Was BA.2.75.2 vom "herkömmlichen" BA.5 abhebt ist die deutlich erhöhte Immunflucht, also die Resistenz gegen T-Zellen des Immunsystems, die primär für die Erregerbekämpfung verantwortlich sind.

Maßgeblich für die neu erworbene Resistenz sind zwei Faktoren: Zum einen hemmt der Körper selbst die Spezifizierung auf neue Subtypen eines Krankheitserregers. In der Regel erstellt das Immunsystem einen Bauplan für ein Virus und hält an diesem selbst im Falle von Mutationen fest. Dieses Phänomen wird als Antigenerbsünde bezeichnet.
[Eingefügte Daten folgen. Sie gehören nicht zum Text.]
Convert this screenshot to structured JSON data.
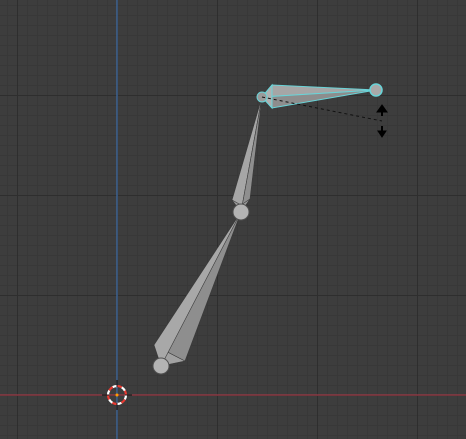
{
  "viewport": {
    "editor": "3d-viewport",
    "mode": "bone-roll-rotate",
    "colors": {
      "background": "#3d3d3d",
      "grid_major": "#2e2e2e",
      "grid_minor": "#383838",
      "axis_x": "#9b3a45",
      "axis_y": "#3f6fa8",
      "bone": "#a1a1a1",
      "bone_joint": "#b3b3b3",
      "bone_selected_outline": "#69d4d8",
      "cursor_ring_red": "#e83a32",
      "cursor_ring_white": "#ffffff"
    },
    "icons": {
      "cursor": "3d-cursor-icon",
      "rotate_handle": "rotate-arrows-icon"
    },
    "bones": [
      {
        "name": "bone-lower",
        "selected": false
      },
      {
        "name": "bone-middle",
        "selected": false
      },
      {
        "name": "bone-upper-selected",
        "selected": true
      }
    ]
  }
}
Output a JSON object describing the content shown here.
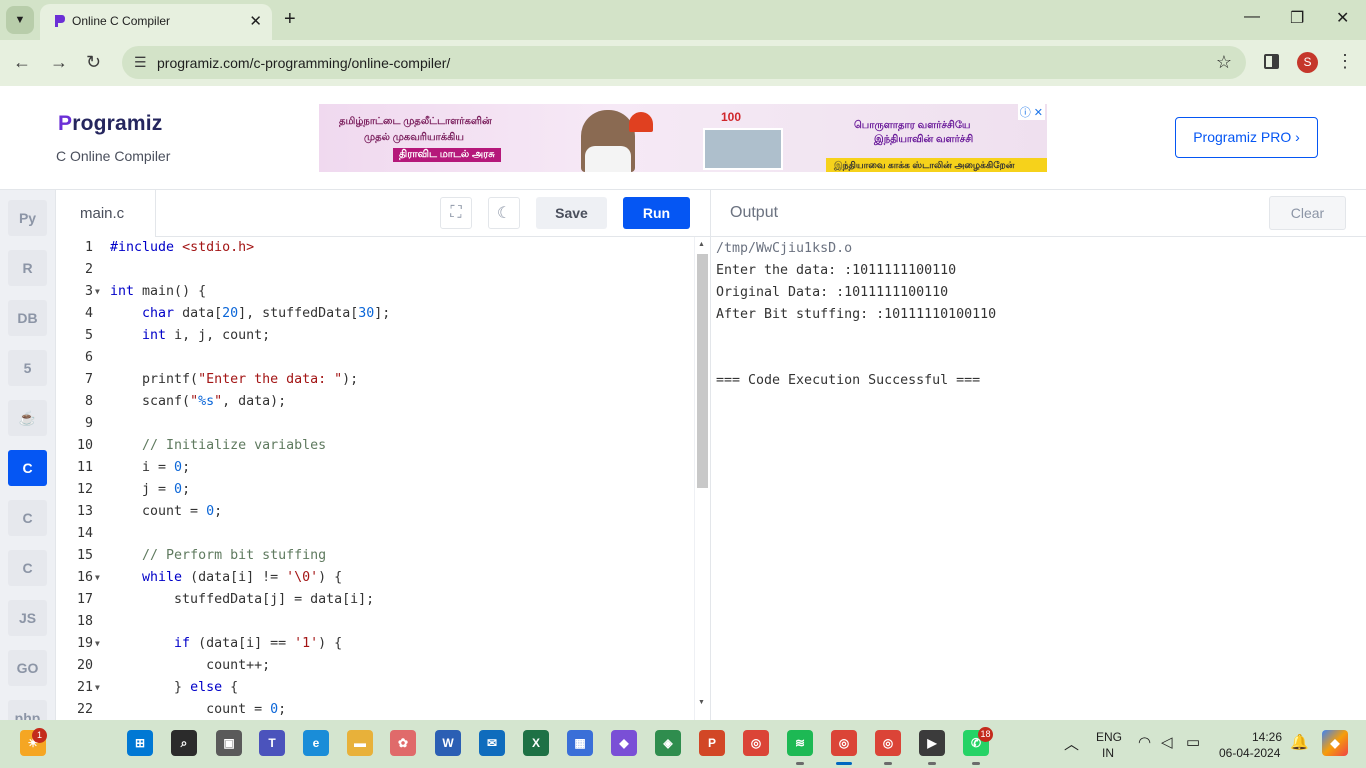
{
  "browser": {
    "tab_title": "Online C Compiler",
    "url": "programiz.com/c-programming/online-compiler/",
    "profile_initial": "S",
    "new_tab_label": "+"
  },
  "site": {
    "logo_text": "rogramiz",
    "logo_initial": "P",
    "subtitle": "C Online Compiler",
    "pro_button": "Programiz PRO ›",
    "ad": {
      "line1": "தமிழ்நாட்டை முதலீட்டாளர்களின்",
      "line2": "முதல் முகவரியாக்கிய",
      "line3": "திராவிட மாடல் அரசு",
      "line4": "பொருளாதார வளர்ச்சியே",
      "line5": "இந்தியாவின் வளர்ச்சி",
      "line6": "இந்தியாவை காக்க ஸ்டாலின் அழைக்கிறேன்",
      "badge": "100"
    }
  },
  "languages": [
    {
      "icon": "python-icon",
      "glyph": "Py",
      "active": false
    },
    {
      "icon": "r-icon",
      "glyph": "R",
      "active": false
    },
    {
      "icon": "sql-icon",
      "glyph": "DB",
      "active": false
    },
    {
      "icon": "html5-icon",
      "glyph": "5",
      "active": false
    },
    {
      "icon": "java-icon",
      "glyph": "☕",
      "active": false
    },
    {
      "icon": "c-icon",
      "glyph": "C",
      "active": true
    },
    {
      "icon": "cpp-icon",
      "glyph": "C",
      "active": false
    },
    {
      "icon": "csharp-icon",
      "glyph": "C",
      "active": false
    },
    {
      "icon": "javascript-icon",
      "glyph": "JS",
      "active": false
    },
    {
      "icon": "go-icon",
      "glyph": "GO",
      "active": false
    },
    {
      "icon": "php-icon",
      "glyph": "php",
      "active": false
    }
  ],
  "editor": {
    "filename": "main.c",
    "save_label": "Save",
    "run_label": "Run",
    "lines": [
      {
        "n": "1",
        "fold": false,
        "html": "<span class='kw'>#include</span> <span class='str'>&lt;stdio.h&gt;</span>"
      },
      {
        "n": "2",
        "fold": false,
        "html": ""
      },
      {
        "n": "3",
        "fold": true,
        "html": "<span class='ty'>int</span> main() {"
      },
      {
        "n": "4",
        "fold": false,
        "html": "    <span class='ty'>char</span> data[<span class='num'>20</span>], stuffedData[<span class='num'>30</span>];"
      },
      {
        "n": "5",
        "fold": false,
        "html": "    <span class='ty'>int</span> i, j, count;"
      },
      {
        "n": "6",
        "fold": false,
        "html": ""
      },
      {
        "n": "7",
        "fold": false,
        "html": "    printf(<span class='str'>\"Enter the data: \"</span>);"
      },
      {
        "n": "8",
        "fold": false,
        "html": "    scanf(<span class='str'>\"<span class='fmt'>%s</span>\"</span>, data);"
      },
      {
        "n": "9",
        "fold": false,
        "html": ""
      },
      {
        "n": "10",
        "fold": false,
        "html": "    <span class='com'>// Initialize variables</span>"
      },
      {
        "n": "11",
        "fold": false,
        "html": "    i = <span class='num'>0</span>;"
      },
      {
        "n": "12",
        "fold": false,
        "html": "    j = <span class='num'>0</span>;"
      },
      {
        "n": "13",
        "fold": false,
        "html": "    count = <span class='num'>0</span>;"
      },
      {
        "n": "14",
        "fold": false,
        "html": ""
      },
      {
        "n": "15",
        "fold": false,
        "html": "    <span class='com'>// Perform bit stuffing</span>"
      },
      {
        "n": "16",
        "fold": true,
        "html": "    <span class='kw'>while</span> (data[i] != <span class='str'>'\\0'</span>) {"
      },
      {
        "n": "17",
        "fold": false,
        "html": "        stuffedData[j] = data[i];"
      },
      {
        "n": "18",
        "fold": false,
        "html": ""
      },
      {
        "n": "19",
        "fold": true,
        "html": "        <span class='kw'>if</span> (data[i] == <span class='str'>'1'</span>) {"
      },
      {
        "n": "20",
        "fold": false,
        "html": "            count++;"
      },
      {
        "n": "21",
        "fold": true,
        "html": "        } <span class='kw'>else</span> {"
      },
      {
        "n": "22",
        "fold": false,
        "html": "            count = <span class='num'>0</span>;"
      }
    ]
  },
  "output": {
    "title": "Output",
    "clear_label": "Clear",
    "lines": [
      {
        "text": "/tmp/WwCjiu1ksD.o",
        "path": true
      },
      {
        "text": "Enter the data: :1011111100110",
        "path": false
      },
      {
        "text": "Original Data: :1011111100110",
        "path": false
      },
      {
        "text": "After Bit stuffing: :10111110100110",
        "path": false
      },
      {
        "text": "",
        "path": false
      },
      {
        "text": "",
        "path": false
      },
      {
        "text": "=== Code Execution Successful ===",
        "path": false
      }
    ]
  },
  "taskbar": {
    "lang_top": "ENG",
    "lang_bottom": "IN",
    "time": "14:26",
    "date": "06-04-2024",
    "weather_badge": "1",
    "whatsapp_badge": "18",
    "apps": [
      {
        "name": "start-icon",
        "glyph": "⊞",
        "color": "#0078d4",
        "open": false,
        "active": false
      },
      {
        "name": "search-icon",
        "glyph": "⌕",
        "color": "#2b2b2b",
        "open": false,
        "active": false
      },
      {
        "name": "task-view-icon",
        "glyph": "▣",
        "color": "#5a5a5a",
        "open": false,
        "active": false
      },
      {
        "name": "teams-icon",
        "glyph": "T",
        "color": "#4b53bc",
        "open": false,
        "active": false
      },
      {
        "name": "edge-icon",
        "glyph": "e",
        "color": "#1a8dd8",
        "open": false,
        "active": false
      },
      {
        "name": "file-explorer-icon",
        "glyph": "▬",
        "color": "#e8b13a",
        "open": false,
        "active": false
      },
      {
        "name": "app-icon",
        "glyph": "✿",
        "color": "#e06a6a",
        "open": false,
        "active": false
      },
      {
        "name": "word-icon",
        "glyph": "W",
        "color": "#2b5fb4",
        "open": false,
        "active": false
      },
      {
        "name": "mail-icon",
        "glyph": "✉",
        "color": "#0f6cbd",
        "open": false,
        "active": false
      },
      {
        "name": "excel-icon",
        "glyph": "X",
        "color": "#1e7145",
        "open": false,
        "active": false
      },
      {
        "name": "store-icon",
        "glyph": "▦",
        "color": "#3a6fd8",
        "open": false,
        "active": false
      },
      {
        "name": "game-icon",
        "glyph": "◆",
        "color": "#7a4fd6",
        "open": false,
        "active": false
      },
      {
        "name": "maps-icon",
        "glyph": "◈",
        "color": "#2f8d4e",
        "open": false,
        "active": false
      },
      {
        "name": "powerpoint-icon",
        "glyph": "P",
        "color": "#d24726",
        "open": false,
        "active": false
      },
      {
        "name": "chrome-icon",
        "glyph": "◎",
        "color": "#db4437",
        "open": false,
        "active": false
      },
      {
        "name": "spotify-icon",
        "glyph": "≋",
        "color": "#1db954",
        "open": true,
        "active": false
      },
      {
        "name": "chrome-profile-icon",
        "glyph": "◎",
        "color": "#db4437",
        "open": true,
        "active": true
      },
      {
        "name": "chrome-profile2-icon",
        "glyph": "◎",
        "color": "#db4437",
        "open": true,
        "active": false
      },
      {
        "name": "terminal-icon",
        "glyph": "▶",
        "color": "#3b3b3b",
        "open": true,
        "active": false
      },
      {
        "name": "whatsapp-icon",
        "glyph": "✆",
        "color": "#25d366",
        "open": true,
        "active": false
      }
    ]
  }
}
Zum zweiten präsentiert BA.2.75.2 ein mutiertes Spike-Protein, für das noch kein Impfstoff spezifisch entwickelt wurde.

Zuletzt wurden weltweit zahlreiche Sublinien entdeckt, die einer konvergenten Evolution unterliegen, also ohne untereinander in Kontakt gekommen zu sein, parallele Mutationsentwicklungen aufweisen.

Warum das neu entdeckte BQ.1.1 eine besondere Bedrohung darstellt, erklärt Friedemann Weber, Leiter der Virologie der Uni Gießen im Interview mit "Focus Online": "BQ.1.1 hat fünf neue Mutationen, die mit Antikörper-Escape assoziiert werden." Genau das mache die BQ.1.1 zur am schnellsten wachsenden Variante in Deutschland. Auch die medikamentöse Zugabe von Antikörpern an infizierte Patienten ist laut einer Studie der Universität von Peking im Falle einer BQ.1.1-Infektion wirkungslos.

300 Varianten Weltweit – Experte warnt vor "rasanter Ausbreitung"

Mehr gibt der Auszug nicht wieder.